Introns: Splicing mysteries and evolution’s secret code

Although the participation of spliceosomes is almost always required for intron removal, a few types of genes have self-splicing RNA introns.

Introns: Splicing mysteries and evolution’s secret code

Photo:SNS

Although the participation of spliceosomes is almost always required for intron removal, a few types of genes have self-splicing RNA introns. The RNA transcript of such a gene can carry out the entire process of RNA splicing in the absence of any protein (for example, in a test tube); the intron RNA itself catalyses the process.

There are two classes of introns in which the intron RNA can function as a ribozyme to catalyse its own removal. The first class, called Group I introns, are present in the mitochondrial genome of fungi (e.g., yeast) in rRNA genes and in genes coding for components of the electron transport system; they also occur in plant mitochondrial genes, in some rRNA and tRNA genes of chloroplasts, in nuclear rRNA genes of some unicellular eukaryotes, in some tRNA genes in bacteria, and in a few bacteriophage genes coding for rnRNAs. Group I RNA introns are excised in the form of linear RNA fragments.

Advertisement

In contrast, Group II introns are excised as lariats in which an adenine within the intron forms the branchpoint, just as in the spliceosome mechanism. Group II introns are found in some mitochondrial and chloroplast genes of plants and unicellular eukaryotes, and in the genomes of some archaea and bacteria. Biologists think that today’s prevailing splicing mechanism, based on spliceosomes, evolved from Group II introns, with the intron RNA’s catalytic role being taken over by the snRNA molecules of the spliceosome. Support for this idea has come from the discovery that protein-free RNA molecules isolated from spliceosomes are capable of catalysing a reaction that is closely related to the first step in the splicing reaction involving the branch-point adenine.

Advertisement

The burning question about introns is, why do nearly all genes in multicellular eukaryotes have them? Why do cells have so much DNA that seems to serve no coding function? Why, in generation after generation of cells, is so much energy invested in synthesising segments of DNA— and of RNA transcripts—that appear to serve no useful function and are destined only for the splicing scrap heap?

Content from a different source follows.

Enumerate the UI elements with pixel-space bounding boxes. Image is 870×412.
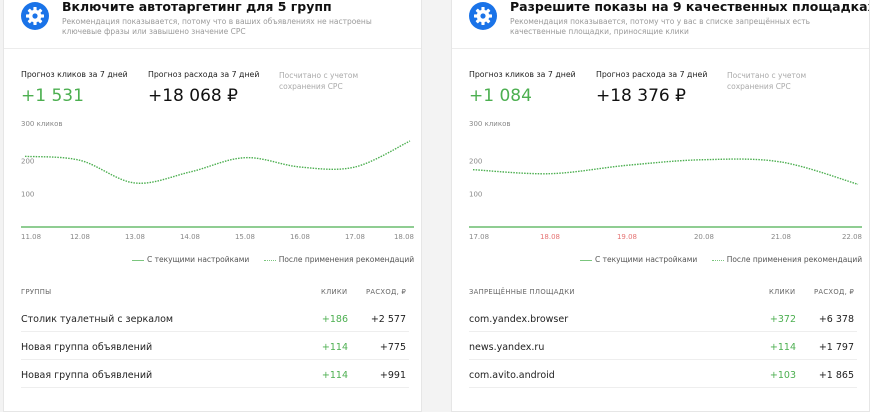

In fact, it is not true that introns never perform any functions of their own. In a few cases, intron RNAs are processed to yield functional products rather than being degraded. For example, some types of snoRNA (Small nucleolar RNAs)—whose role in guiding pre-rRNA methylation and cleavage are derived from introns that are first removed from pre-mRNA and then processed to form snoRNA. And in a few cases, introns are even translated into proteins.

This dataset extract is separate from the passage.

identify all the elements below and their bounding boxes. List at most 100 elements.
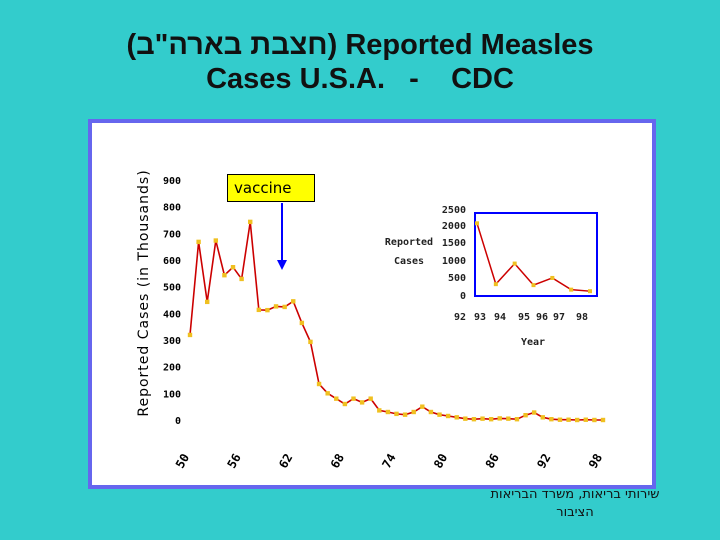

But in spite of these exceptions, most introns are destroyed without serving any obvious function. One possible reason for such an apparently wasteful arrangement is that the presence of introns allows individual pre-mRNAs to be spliced in different ways, thereby generating several different mRNAs, and hence polypeptides, from the same gene. This phenomenon, called alternative RNA splicing, is made possible by the fact that individual splice sites can be either activated or skipped. As a result, a pre-mRNA molecule containing multiple introns may be spliced dozens or even hundreds of different ways. The ability to produce multiple mRNAs from a single gene may help to explain how the biological complexity of vertebrates is achieved without a major increase in the number of genes compared to simpler organisms (Humans have only about twice the number of genes as worms or flies). More than half of all human genes give rise to pre-mRNAs that are spliced in more than one way, allowing the roughly 30,000 human genes to produce mRNAs coding for more than 100,000 polypeptides.

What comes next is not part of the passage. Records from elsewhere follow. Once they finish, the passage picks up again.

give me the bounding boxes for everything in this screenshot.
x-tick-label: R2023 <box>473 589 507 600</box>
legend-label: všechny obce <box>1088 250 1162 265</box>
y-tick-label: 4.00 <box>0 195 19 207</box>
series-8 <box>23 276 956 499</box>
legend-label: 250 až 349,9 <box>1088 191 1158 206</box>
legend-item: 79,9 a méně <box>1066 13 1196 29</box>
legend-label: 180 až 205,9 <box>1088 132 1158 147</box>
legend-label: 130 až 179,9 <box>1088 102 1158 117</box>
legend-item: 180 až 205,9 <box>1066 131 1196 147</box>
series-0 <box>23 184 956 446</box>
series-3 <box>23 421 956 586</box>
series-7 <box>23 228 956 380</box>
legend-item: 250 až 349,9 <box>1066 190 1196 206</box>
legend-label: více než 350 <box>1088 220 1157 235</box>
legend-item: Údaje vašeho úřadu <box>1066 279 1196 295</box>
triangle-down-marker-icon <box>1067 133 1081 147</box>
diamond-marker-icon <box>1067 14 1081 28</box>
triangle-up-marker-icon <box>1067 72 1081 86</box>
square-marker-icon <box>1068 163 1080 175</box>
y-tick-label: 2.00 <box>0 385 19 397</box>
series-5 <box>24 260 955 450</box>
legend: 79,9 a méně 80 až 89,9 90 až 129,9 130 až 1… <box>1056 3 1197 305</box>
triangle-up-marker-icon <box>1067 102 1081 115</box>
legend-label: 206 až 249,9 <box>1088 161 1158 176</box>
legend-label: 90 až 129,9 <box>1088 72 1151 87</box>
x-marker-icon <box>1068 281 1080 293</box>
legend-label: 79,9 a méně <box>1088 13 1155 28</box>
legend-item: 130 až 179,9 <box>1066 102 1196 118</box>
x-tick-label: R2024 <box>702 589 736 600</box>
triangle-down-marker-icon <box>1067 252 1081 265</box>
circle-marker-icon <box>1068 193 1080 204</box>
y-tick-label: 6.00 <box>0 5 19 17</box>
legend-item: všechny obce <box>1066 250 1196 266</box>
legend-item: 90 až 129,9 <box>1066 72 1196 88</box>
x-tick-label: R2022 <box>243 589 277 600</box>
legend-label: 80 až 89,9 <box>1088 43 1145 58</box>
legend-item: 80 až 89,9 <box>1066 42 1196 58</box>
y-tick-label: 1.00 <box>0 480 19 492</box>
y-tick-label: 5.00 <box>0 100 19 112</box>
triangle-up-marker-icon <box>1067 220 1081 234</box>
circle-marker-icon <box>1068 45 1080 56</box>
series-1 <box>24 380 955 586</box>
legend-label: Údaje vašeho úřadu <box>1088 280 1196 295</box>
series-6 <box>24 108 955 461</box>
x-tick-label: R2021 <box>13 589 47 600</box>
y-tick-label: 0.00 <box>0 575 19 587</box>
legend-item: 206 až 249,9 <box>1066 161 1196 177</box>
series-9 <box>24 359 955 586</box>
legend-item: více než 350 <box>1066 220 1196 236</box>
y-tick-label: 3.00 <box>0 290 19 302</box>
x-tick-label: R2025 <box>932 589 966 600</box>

Another interesting role proposed for introns is an evolutionary one. It is possible that introns hasten the evolution of new and potentially useful proteins. This potential role is based on the discovery that exons often code for different functional regions of polypeptide chains, each of which can independently fold into a separate domain. For example, the three exons of the β-globin gene correspond to different structural and functional regions of the polypeptide. This kind of arrangement suggests that protein-coding genes with multiple exons may have been assembled during evolution from what were originally separate entities. Introns could be involved in two ways, both of which depend on the fact that introns provide long stretches of DNA where ‘incorrect’ genetic recombination can take place without harming coding sequences. First, crossing over within introns of different genes could lead to the creation of genes containing new combinations of exons—exon shuffling. Second, recombination within other combinations of introns could easily produce duplicates of particular exons within a single gene. These exons might continue as exact duplicates, or one might mutate to a sequence that produces a new activity in the polypeptide.

Many biologists believe that introns are actually relics of ancient unicellular organisms that were the ancestors of all of today’s organisms, both prokaryotes and eukaryotes. Some support for this idea has come from the discovery that introns are present in a few of the genes of archaea and bacteria. However, over billions of years, evolutionary pressure for a streamlined genome in such unicellular organisms may have led to the loss of most of the introns that were originally present.

The author is an associate professor (retd.) and former head of the department of botany at Ananda Mohan College.